Highlights
• Fee reductions and subsidies increase micromobility adoption and profitability.
• Fleet expansion and strategic policies boost shared micromobility usage.
• Balancing regulations and costs are crucial for micromobility market growth.
• Sensitivity analysis identifies fleet size, user demand, and revenue allocation as key factors.
• Real-world data validates the model's emphasis on fleet expansion and strategic policies.
Abstract
Rapid urbanization and shifting demographics worldwide necessitate innovative urban transportation solutions. Shared micromobility systems, such as bicycle- and scooter-sharing programs, have emerged as promising alternatives to traditional urban mobility challenges. This study delves into the complexity of shared micromobility fleet development, focusing on the interplay between fleet size, user demand, regulatory frameworks, economic viability, and public engagement.
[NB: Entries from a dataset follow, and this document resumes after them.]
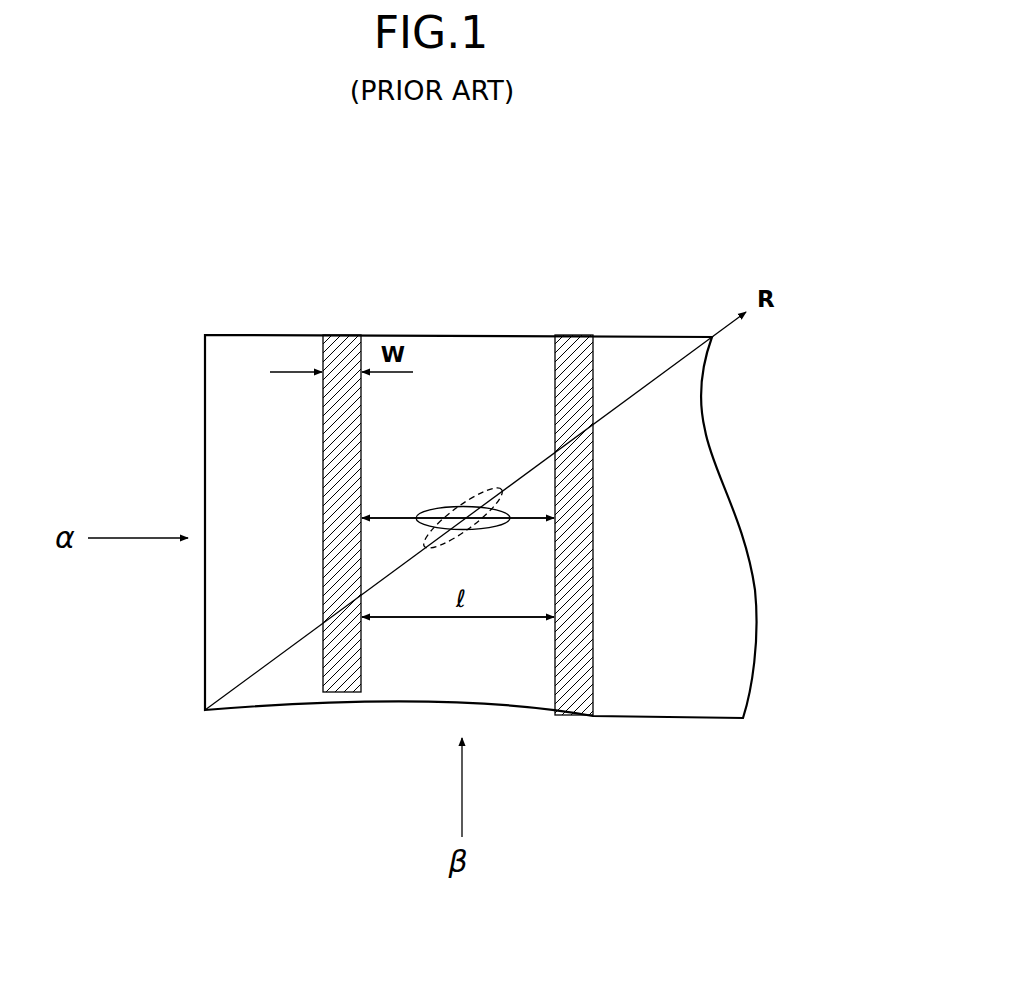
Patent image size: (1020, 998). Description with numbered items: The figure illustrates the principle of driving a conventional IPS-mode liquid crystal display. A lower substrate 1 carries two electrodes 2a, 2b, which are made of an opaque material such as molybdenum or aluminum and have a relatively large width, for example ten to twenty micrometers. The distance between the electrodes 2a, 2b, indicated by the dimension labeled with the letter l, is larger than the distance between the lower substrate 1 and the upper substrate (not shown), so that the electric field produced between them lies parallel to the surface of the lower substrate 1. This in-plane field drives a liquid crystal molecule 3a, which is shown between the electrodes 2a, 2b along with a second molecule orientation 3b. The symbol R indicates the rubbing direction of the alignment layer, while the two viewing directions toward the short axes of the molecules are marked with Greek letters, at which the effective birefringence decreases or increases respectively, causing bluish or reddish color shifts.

The lower substrate 1 is at (738, 609).
The electrode 2a is at (339, 343).
The electrode 2b is at (578, 343).
The liquid crystal molecule 3a is at (479, 491).
The beam spot (elliptical, along track) 3b is at (432, 507).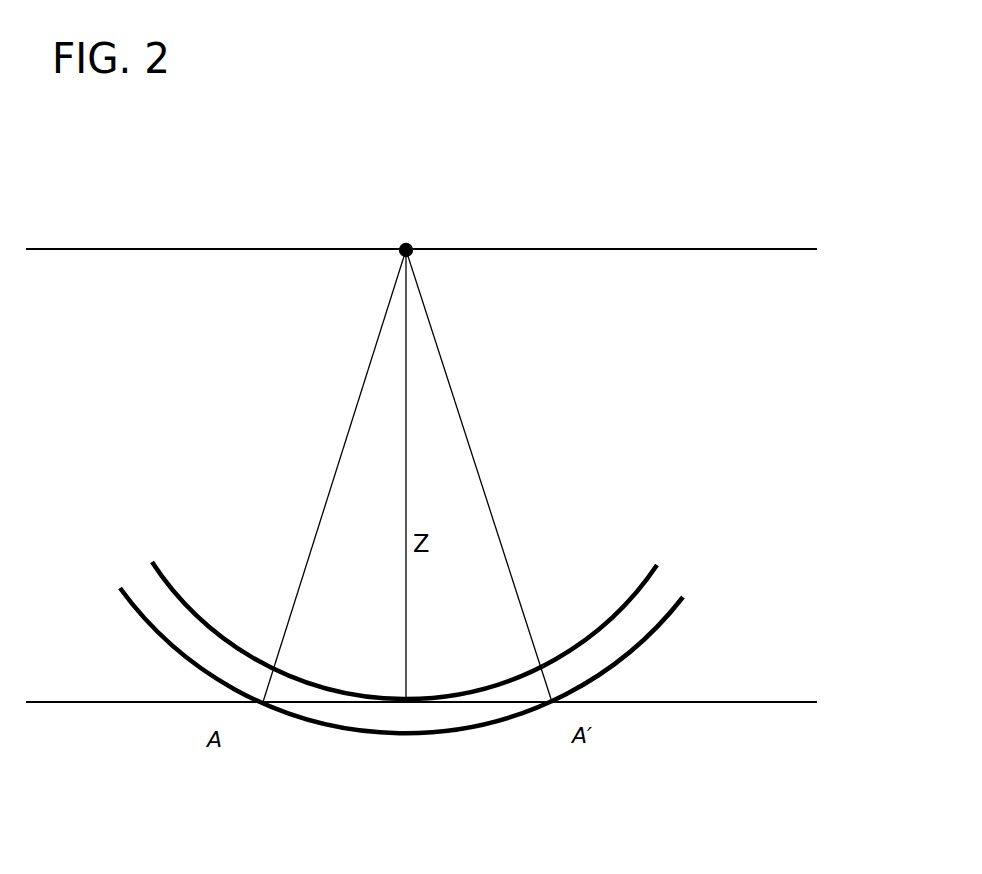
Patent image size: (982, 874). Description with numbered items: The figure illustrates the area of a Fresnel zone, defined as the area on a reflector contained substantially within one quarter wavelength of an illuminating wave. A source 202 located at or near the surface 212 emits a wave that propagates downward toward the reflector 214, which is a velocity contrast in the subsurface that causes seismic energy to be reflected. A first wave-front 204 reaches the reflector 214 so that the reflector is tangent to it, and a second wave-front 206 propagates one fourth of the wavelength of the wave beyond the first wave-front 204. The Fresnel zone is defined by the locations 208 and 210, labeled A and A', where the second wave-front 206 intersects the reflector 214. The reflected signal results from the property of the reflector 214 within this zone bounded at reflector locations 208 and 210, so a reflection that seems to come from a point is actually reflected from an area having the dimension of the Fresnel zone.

The source 202 is at (408, 246).
The first wave-front 204 is at (655, 568).
The second wave-front 206 is at (680, 604).
The reflector location A 208 is at (263, 702).
The reflector location A' 210 is at (552, 702).
The surface 212 is at (635, 249).
The reflector 214 is at (693, 702).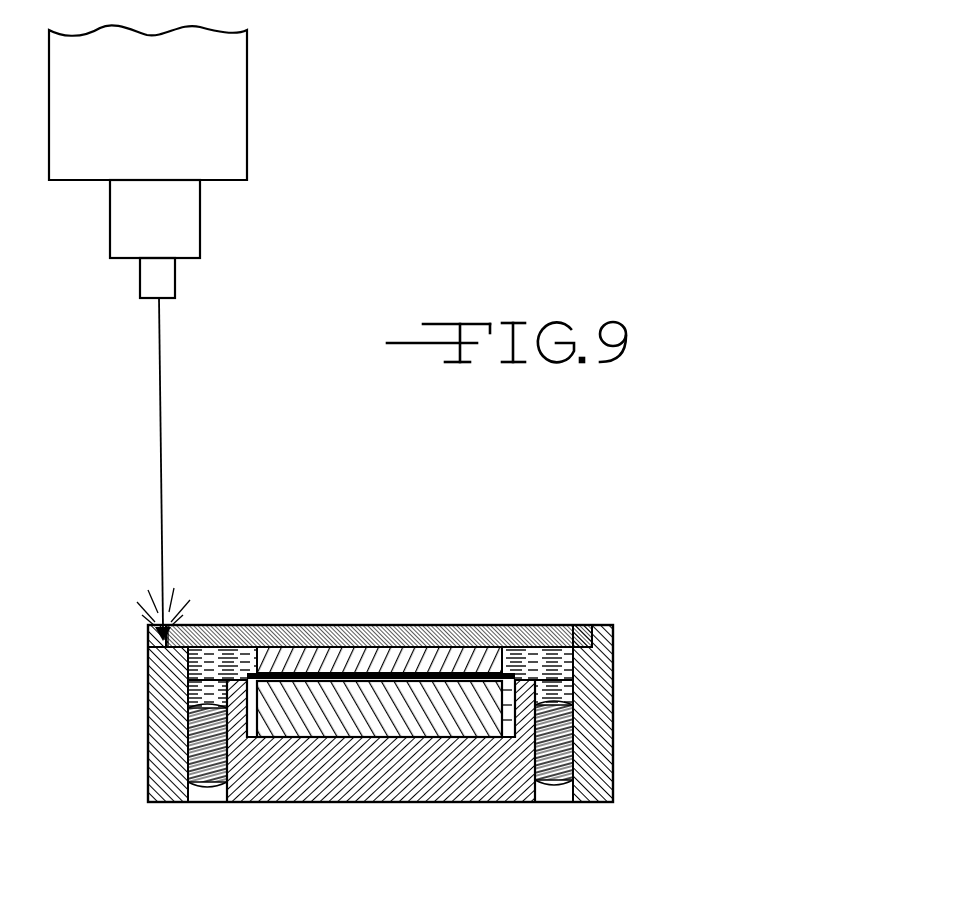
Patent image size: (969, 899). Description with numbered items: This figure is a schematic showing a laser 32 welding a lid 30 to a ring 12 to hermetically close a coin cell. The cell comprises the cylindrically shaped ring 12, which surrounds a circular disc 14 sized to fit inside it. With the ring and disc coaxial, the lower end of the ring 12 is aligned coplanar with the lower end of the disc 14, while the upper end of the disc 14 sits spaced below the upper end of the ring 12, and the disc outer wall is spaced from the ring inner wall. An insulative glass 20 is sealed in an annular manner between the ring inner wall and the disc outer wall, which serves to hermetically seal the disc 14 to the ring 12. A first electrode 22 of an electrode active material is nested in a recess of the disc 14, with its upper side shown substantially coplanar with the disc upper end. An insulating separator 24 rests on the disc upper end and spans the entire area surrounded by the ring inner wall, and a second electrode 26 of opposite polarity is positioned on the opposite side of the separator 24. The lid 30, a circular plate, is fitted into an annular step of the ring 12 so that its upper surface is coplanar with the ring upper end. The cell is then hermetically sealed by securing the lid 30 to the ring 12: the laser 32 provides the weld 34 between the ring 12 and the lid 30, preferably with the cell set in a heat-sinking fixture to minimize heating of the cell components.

By employing a system dynamics modeling approach that incorporates causal loop diagrams (CLDs) and stock and flow models (SFMs), we explore various policy scenarios to optimize micromobility management systems. Our findings reveal that financial incentives, such as fee reductions and government subsidies, significantly increase user adoption and profitability, whereas increased operational fees necessitate a delicate balance between cost management and service attractiveness. Sensitivity and uncertainty analyses highlight critical parameters for effective fleet management. This research offers actionable insights for policymakers and operators, promoting sustainable urban transport systems.